13:30 - 14:30
Subloose Legendrian submanifolds and Bohr-Sommerfeld covers of monotone Lagrangian tori - Roman Golovko (Charles University)
By a result due to Ziltener, there exist no closed embedded Bohr-Sommerfeld Lagrangians inside CP^n for the prequantisation bundle whose total space is the standard contact sphere. On the other hand, any embedded monotone Lagrangian torus has a canonical nontrivial cover which is a Bohr-Sommerfeld immersion. We draw the front projections for the corresponding Legendrian lifts inside a contact Darboux ball of the threefold covers of both the two-dimensional Clifford and Chekanov tori (the former is the Legendrian link of the Harvey-Lawson special Lagrangian cone), and compute the associated Chekanov-Eliashberg algebras. Although these Legendrians are not loose, we show that they both admit exact Lagrangian cobordisms to the loose Legendrian sphere; they hence admit exact Lagrangian caps in the symplectisation, which are non-regular Lagrangian cobordisms. In addition, we will discuss the conjectural relation between the superpotential of an embedded monotone Lagrangian two-torus in CP2 with the augmentation polynomial of the Legendrian lift of its canonical threefold Bohr-Sommerfeld cover. This is joint work with Georgios Dimitroglou Rizell.
15:30 - 16:30
Geometry and fluids - Boris Khesin (University of Toronto)

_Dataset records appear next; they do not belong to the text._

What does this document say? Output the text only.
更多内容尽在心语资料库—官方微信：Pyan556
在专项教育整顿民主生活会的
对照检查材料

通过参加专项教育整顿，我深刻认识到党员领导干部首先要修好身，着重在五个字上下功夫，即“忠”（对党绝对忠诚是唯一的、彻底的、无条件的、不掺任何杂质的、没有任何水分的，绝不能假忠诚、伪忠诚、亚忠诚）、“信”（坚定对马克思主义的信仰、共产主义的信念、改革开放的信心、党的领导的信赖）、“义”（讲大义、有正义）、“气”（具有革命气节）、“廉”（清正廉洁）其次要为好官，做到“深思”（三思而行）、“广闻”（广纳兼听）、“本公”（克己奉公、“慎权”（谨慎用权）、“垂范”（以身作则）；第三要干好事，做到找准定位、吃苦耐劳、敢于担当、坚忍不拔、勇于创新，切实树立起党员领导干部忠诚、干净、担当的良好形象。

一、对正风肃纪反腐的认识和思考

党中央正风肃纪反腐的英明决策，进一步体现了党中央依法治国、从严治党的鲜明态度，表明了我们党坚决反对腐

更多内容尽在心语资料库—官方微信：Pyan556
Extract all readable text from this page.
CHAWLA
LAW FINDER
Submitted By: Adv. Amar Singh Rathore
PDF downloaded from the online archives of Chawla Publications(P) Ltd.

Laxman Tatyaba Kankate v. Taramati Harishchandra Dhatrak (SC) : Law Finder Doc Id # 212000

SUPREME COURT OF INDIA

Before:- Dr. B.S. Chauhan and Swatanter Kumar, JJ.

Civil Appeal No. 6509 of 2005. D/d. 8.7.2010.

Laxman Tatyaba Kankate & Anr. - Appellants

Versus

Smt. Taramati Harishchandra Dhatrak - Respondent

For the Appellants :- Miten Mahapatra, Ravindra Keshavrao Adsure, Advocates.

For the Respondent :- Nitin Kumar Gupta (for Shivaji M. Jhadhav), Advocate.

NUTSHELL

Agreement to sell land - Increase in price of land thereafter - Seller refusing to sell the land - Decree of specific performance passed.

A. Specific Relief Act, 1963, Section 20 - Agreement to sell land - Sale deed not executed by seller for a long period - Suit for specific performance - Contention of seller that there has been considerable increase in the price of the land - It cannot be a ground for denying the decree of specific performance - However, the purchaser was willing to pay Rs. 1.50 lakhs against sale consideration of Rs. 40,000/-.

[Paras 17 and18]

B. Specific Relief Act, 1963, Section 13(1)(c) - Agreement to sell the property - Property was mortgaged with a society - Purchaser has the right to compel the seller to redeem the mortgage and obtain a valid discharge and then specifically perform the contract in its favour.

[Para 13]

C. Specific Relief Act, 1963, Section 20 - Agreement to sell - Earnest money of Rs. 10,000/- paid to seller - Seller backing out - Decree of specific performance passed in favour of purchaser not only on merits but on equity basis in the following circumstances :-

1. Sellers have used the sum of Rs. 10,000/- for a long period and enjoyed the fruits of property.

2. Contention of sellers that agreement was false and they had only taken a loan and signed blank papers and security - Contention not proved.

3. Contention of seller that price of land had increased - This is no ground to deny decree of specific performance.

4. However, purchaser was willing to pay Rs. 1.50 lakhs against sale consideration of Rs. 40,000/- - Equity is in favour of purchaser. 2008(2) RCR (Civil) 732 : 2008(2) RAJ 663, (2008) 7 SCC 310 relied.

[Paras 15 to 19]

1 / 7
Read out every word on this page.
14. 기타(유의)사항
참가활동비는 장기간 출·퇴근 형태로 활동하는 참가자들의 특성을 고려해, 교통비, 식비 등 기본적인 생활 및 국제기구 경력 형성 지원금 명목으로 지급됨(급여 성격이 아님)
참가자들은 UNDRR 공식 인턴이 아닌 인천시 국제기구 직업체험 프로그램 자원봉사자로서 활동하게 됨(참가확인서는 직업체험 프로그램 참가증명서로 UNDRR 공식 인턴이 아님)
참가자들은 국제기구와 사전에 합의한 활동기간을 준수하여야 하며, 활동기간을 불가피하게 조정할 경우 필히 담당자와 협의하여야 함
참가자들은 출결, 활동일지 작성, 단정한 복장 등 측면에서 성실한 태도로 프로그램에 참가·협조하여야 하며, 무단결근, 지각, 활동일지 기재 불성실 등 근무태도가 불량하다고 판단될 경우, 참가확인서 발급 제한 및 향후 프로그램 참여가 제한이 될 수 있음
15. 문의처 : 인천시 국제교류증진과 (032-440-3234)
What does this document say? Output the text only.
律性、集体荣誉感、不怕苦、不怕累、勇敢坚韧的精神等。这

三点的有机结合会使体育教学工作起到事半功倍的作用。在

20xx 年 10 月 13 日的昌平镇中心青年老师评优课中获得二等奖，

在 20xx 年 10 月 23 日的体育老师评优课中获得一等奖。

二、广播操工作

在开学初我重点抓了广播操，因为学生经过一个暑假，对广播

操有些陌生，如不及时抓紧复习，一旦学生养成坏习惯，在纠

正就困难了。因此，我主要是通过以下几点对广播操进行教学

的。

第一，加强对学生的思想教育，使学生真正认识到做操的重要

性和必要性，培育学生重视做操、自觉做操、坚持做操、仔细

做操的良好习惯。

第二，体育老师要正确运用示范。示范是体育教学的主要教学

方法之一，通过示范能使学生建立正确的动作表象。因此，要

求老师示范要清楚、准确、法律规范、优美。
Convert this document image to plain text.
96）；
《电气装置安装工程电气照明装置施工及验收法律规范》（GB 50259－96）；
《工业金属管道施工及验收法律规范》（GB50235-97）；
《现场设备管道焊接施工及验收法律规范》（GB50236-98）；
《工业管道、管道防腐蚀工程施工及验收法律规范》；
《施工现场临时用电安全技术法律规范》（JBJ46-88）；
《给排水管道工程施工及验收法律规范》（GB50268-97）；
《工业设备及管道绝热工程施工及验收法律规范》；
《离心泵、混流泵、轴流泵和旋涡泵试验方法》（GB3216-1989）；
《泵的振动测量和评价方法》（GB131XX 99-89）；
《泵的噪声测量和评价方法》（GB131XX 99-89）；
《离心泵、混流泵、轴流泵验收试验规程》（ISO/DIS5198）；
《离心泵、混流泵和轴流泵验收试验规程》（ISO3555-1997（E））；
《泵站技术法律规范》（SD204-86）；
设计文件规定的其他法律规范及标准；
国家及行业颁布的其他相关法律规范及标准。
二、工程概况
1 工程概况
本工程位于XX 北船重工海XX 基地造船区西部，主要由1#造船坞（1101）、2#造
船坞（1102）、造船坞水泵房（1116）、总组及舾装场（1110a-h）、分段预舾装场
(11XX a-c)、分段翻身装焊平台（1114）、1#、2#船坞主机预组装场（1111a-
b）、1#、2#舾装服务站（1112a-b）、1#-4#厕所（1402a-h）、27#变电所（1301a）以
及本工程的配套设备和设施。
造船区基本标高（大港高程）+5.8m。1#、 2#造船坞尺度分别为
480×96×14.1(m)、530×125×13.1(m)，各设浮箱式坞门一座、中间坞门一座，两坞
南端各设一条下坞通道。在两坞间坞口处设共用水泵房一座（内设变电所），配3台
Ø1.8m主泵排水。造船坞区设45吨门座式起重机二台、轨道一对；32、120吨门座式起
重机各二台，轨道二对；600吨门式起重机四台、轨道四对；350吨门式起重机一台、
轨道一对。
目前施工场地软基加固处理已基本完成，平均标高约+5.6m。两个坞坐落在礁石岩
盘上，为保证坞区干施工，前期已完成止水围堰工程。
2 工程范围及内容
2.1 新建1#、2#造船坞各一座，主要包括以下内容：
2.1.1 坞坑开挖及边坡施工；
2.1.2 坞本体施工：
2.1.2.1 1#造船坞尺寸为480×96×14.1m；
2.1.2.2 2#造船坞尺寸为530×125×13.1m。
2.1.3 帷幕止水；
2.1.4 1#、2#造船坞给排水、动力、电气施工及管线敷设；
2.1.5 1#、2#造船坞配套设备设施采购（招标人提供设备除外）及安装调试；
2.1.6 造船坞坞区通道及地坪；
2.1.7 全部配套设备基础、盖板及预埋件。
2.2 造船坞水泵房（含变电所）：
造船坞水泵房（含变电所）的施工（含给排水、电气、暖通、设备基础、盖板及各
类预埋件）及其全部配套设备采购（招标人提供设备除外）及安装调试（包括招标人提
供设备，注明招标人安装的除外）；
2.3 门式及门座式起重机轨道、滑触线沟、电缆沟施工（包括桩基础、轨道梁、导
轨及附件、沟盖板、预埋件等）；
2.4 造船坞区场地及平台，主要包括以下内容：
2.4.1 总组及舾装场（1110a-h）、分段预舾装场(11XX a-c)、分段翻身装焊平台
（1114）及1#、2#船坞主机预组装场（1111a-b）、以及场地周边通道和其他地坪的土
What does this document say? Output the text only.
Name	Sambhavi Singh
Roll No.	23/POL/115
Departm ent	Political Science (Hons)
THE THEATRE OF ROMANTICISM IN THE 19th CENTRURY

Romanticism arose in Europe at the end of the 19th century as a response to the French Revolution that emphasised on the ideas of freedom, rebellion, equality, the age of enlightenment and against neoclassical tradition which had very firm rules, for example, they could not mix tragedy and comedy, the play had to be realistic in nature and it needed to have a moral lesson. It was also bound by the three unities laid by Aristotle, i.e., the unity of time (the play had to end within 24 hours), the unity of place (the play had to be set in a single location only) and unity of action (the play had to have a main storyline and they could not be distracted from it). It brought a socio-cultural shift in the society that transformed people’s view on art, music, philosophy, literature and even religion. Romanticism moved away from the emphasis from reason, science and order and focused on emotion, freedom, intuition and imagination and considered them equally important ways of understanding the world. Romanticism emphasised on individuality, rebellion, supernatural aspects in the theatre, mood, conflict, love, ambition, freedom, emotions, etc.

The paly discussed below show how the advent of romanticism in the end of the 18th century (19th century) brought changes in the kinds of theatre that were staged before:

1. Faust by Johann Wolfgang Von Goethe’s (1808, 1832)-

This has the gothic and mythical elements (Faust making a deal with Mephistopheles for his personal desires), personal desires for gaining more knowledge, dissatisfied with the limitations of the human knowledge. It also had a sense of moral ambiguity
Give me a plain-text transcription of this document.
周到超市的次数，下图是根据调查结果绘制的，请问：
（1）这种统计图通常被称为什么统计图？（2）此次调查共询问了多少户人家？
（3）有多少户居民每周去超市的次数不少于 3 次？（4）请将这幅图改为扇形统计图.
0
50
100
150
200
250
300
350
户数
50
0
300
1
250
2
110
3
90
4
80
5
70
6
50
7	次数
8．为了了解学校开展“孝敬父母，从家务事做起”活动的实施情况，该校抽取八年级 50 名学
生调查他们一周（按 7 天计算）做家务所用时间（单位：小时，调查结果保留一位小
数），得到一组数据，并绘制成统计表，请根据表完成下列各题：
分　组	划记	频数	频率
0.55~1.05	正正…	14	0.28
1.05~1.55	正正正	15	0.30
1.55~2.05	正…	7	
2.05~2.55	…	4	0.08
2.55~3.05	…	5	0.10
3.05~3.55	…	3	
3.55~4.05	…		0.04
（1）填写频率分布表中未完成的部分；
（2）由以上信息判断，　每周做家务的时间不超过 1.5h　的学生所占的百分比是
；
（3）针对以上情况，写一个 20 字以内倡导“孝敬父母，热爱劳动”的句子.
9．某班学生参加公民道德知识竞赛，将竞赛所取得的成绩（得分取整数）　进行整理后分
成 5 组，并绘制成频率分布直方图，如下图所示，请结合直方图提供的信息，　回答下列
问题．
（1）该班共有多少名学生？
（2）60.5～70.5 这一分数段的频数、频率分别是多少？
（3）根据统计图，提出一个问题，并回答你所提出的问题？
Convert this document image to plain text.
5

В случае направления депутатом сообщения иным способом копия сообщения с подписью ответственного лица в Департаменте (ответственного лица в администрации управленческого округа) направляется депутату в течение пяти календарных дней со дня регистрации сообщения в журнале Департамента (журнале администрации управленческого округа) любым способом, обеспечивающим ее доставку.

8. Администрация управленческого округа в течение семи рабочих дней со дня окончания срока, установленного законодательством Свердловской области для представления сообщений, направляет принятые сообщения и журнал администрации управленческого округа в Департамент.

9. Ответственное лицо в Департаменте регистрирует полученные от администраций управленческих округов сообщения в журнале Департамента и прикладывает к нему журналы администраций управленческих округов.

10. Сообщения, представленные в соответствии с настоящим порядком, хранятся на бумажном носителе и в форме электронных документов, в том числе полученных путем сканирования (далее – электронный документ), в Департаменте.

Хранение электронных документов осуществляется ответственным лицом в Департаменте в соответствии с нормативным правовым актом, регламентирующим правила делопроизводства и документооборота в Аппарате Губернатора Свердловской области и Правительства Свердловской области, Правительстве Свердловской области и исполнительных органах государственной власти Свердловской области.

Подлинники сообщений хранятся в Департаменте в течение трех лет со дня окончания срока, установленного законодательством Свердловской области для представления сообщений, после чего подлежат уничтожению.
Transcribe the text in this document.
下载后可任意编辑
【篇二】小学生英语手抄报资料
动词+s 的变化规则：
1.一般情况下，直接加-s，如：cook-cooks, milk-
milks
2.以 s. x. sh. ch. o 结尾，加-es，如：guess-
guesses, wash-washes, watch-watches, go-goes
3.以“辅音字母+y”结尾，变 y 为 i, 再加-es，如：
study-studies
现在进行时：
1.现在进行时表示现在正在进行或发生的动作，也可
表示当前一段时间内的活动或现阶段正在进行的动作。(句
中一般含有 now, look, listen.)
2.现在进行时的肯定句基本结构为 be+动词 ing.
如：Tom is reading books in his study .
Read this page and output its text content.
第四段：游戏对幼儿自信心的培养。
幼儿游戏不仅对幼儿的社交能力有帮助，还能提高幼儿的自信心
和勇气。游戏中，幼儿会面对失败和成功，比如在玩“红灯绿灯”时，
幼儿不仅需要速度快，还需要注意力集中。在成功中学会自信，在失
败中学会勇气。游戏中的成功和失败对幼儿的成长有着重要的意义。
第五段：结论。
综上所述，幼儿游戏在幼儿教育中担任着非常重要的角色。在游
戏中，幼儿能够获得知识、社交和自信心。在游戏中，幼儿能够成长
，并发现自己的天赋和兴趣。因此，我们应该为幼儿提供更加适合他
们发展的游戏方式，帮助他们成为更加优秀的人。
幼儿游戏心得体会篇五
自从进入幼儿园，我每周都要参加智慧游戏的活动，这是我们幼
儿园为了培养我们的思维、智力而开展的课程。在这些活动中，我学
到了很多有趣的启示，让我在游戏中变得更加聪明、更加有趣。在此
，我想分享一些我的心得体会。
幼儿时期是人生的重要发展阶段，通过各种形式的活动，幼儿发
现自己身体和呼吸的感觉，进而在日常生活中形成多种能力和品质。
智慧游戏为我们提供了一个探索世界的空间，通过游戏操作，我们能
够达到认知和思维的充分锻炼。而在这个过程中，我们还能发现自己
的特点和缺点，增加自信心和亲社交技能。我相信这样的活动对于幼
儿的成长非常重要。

In 1966 V.Arnold suggested a group-theoretic approach to ideal hydrodynamics via the geodesic flow of the right-invariant energy metric on the group of volume-preserving diffeomorphisms of the flow domain. We describe several recent ramifications of this approach related to compressible fluids, optimal mass transport, as well as Newton's equations on diffeomorphism groups and smooth probability densities. It turns out that various important PDEs of hydrodynamical origin can be described in this geometric framework in a natural way. This is a joint work with G.Misiolek and K.Modin.